Dentre esses testemunhos destacam-se as estações arqueológicas do Paleolítico Médio da Gruta Nova da Columbeira (junto ao Bombarral) e da Furninha, em Peniche, e do Calcolítico os importantes habitats do Zambujal e de Pragança. Da presença romana os vestígios mais representativos são a civitas de Eburobritium, junto da vila de Óbidos e o forno de cerâmica, em Peniche.

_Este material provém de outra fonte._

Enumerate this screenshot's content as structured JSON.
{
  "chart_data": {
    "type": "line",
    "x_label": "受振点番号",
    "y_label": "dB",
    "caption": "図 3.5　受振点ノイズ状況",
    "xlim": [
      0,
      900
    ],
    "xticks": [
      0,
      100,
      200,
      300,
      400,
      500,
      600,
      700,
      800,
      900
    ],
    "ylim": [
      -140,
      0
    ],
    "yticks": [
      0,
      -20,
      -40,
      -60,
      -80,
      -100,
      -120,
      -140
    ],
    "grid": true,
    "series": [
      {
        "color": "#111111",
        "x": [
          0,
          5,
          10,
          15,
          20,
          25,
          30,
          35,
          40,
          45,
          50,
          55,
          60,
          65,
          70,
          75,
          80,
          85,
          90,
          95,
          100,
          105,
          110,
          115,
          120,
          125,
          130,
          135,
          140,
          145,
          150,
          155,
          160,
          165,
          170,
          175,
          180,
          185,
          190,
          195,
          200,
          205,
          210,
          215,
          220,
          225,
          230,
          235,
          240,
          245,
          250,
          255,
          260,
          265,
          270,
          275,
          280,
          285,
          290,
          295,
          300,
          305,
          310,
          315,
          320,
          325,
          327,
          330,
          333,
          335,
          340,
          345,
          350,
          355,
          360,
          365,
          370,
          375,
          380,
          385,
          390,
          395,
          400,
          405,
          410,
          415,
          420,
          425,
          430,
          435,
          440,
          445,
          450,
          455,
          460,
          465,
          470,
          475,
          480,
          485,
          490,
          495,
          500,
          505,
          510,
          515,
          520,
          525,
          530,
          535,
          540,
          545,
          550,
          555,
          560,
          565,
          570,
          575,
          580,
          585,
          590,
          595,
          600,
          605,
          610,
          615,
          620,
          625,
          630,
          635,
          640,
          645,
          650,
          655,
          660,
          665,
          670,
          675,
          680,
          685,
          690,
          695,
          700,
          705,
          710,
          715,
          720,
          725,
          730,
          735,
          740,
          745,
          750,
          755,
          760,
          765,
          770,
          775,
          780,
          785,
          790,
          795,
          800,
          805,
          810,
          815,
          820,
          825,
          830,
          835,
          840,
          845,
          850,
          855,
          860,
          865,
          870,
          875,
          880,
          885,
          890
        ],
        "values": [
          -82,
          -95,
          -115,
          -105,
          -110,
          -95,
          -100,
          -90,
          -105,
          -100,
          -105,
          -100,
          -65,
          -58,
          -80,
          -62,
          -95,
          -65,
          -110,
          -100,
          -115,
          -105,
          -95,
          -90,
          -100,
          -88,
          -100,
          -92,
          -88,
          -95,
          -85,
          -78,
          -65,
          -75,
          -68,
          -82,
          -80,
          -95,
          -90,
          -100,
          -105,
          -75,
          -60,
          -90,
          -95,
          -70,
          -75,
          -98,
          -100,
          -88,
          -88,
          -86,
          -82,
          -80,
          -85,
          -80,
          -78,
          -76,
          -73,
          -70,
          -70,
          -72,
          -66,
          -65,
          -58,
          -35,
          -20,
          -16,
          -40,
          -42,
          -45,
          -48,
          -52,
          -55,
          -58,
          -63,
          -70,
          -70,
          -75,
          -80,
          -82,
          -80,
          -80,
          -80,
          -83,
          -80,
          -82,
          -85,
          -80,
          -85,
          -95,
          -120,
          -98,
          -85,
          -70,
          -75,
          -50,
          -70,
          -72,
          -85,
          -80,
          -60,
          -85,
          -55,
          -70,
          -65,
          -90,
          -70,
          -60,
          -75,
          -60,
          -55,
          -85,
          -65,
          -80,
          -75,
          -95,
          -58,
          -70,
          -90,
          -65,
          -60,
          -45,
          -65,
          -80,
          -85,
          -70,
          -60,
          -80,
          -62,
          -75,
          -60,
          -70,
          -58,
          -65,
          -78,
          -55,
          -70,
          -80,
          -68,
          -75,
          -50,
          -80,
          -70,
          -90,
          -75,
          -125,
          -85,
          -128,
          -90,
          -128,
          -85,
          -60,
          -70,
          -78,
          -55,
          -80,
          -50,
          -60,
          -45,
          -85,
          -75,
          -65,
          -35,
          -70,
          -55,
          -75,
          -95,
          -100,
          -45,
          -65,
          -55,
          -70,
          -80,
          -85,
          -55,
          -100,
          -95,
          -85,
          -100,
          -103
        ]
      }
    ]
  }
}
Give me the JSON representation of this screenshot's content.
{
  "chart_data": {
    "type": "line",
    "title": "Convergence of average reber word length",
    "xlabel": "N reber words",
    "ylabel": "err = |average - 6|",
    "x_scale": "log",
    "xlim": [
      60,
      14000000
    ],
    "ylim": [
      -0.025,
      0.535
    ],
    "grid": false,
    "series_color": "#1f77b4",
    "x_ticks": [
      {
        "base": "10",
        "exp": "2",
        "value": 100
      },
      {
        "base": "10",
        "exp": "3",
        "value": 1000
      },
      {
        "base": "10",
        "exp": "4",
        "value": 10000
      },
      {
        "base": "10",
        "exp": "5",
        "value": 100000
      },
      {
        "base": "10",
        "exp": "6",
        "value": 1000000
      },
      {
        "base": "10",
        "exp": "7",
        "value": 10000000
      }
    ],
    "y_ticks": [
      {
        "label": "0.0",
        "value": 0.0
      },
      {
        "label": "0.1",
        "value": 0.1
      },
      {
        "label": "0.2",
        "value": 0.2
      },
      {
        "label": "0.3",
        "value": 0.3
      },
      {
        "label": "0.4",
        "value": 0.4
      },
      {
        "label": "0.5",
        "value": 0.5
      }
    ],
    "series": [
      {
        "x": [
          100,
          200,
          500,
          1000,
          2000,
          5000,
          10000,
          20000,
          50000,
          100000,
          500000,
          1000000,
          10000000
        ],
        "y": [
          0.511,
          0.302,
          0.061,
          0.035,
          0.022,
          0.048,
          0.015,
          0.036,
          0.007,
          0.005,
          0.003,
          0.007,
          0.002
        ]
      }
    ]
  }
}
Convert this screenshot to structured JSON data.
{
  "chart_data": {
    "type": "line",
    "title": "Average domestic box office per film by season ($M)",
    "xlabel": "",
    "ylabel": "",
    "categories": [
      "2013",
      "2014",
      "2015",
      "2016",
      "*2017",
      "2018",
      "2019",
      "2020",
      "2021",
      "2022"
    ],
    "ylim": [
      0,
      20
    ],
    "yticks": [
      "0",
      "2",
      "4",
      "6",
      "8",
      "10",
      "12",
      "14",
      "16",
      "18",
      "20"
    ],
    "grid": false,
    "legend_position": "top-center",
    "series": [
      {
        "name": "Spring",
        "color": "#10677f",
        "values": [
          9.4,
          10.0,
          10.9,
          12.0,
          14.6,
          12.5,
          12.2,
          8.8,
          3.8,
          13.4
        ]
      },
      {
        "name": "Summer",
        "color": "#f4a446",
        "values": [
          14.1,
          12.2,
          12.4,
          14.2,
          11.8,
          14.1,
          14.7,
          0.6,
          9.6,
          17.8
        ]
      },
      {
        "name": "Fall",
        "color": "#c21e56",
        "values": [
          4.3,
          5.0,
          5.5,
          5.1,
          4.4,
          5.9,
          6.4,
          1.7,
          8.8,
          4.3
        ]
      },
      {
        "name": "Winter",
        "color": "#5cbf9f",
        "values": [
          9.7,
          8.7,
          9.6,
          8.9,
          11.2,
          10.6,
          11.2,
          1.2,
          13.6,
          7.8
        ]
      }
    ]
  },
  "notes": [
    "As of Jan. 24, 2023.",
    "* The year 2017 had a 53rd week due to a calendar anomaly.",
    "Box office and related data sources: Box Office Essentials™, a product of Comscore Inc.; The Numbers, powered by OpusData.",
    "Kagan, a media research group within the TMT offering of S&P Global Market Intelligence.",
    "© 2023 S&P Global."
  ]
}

Esta Região ficou célebre na História de Portugal pelas batalhas nela travadas durante as invasões francesas.
No Vimeiro travou-se, em 1808, a batalha entre as tropas anglo-lusas (comandadas por Wellington) e as tropas francesas (comandadas por Junot) que pôs fim à primeira invasão francesa.
Em Torres Vedras, o complexo sistema defensivo das Linhas de Torres, que à época da Guerra Peninsular, visava a defesa de Lisboa durante as invasões napoleónicas, baseava-se na idéia de reforço dos obstáculos naturais da região, mantendo, simultaneamente, uma comunicação aberta com o mar, em caso de eventual necessidade de retirada das tropas pelas suas forças navais. Deste complexo faziam parte o Forte de São Julião da Barra, o Forte de Sobral, o Forte de Torres Vedras e as fortificações de Mafra, Montachique, Bucelas e Vialonga. Em 1810 permitiram a derrota das tropas francesas.
Construído num segredo absoluto (apenas conheciam os planos alguns oficiais do Estado-Maior inglês e os oficiais envolvidos na direção dos trabalhos) o complexo das Linhas de Torres é considerado pelos especialistas um dos mais eficientes sistemas de fortificação de campo da História.
Ainda incompleto, contando com apenas 108 estruturas, permitiu, em 1810, a derrota das tropas francesas. O complexo ficou concluído em 1812.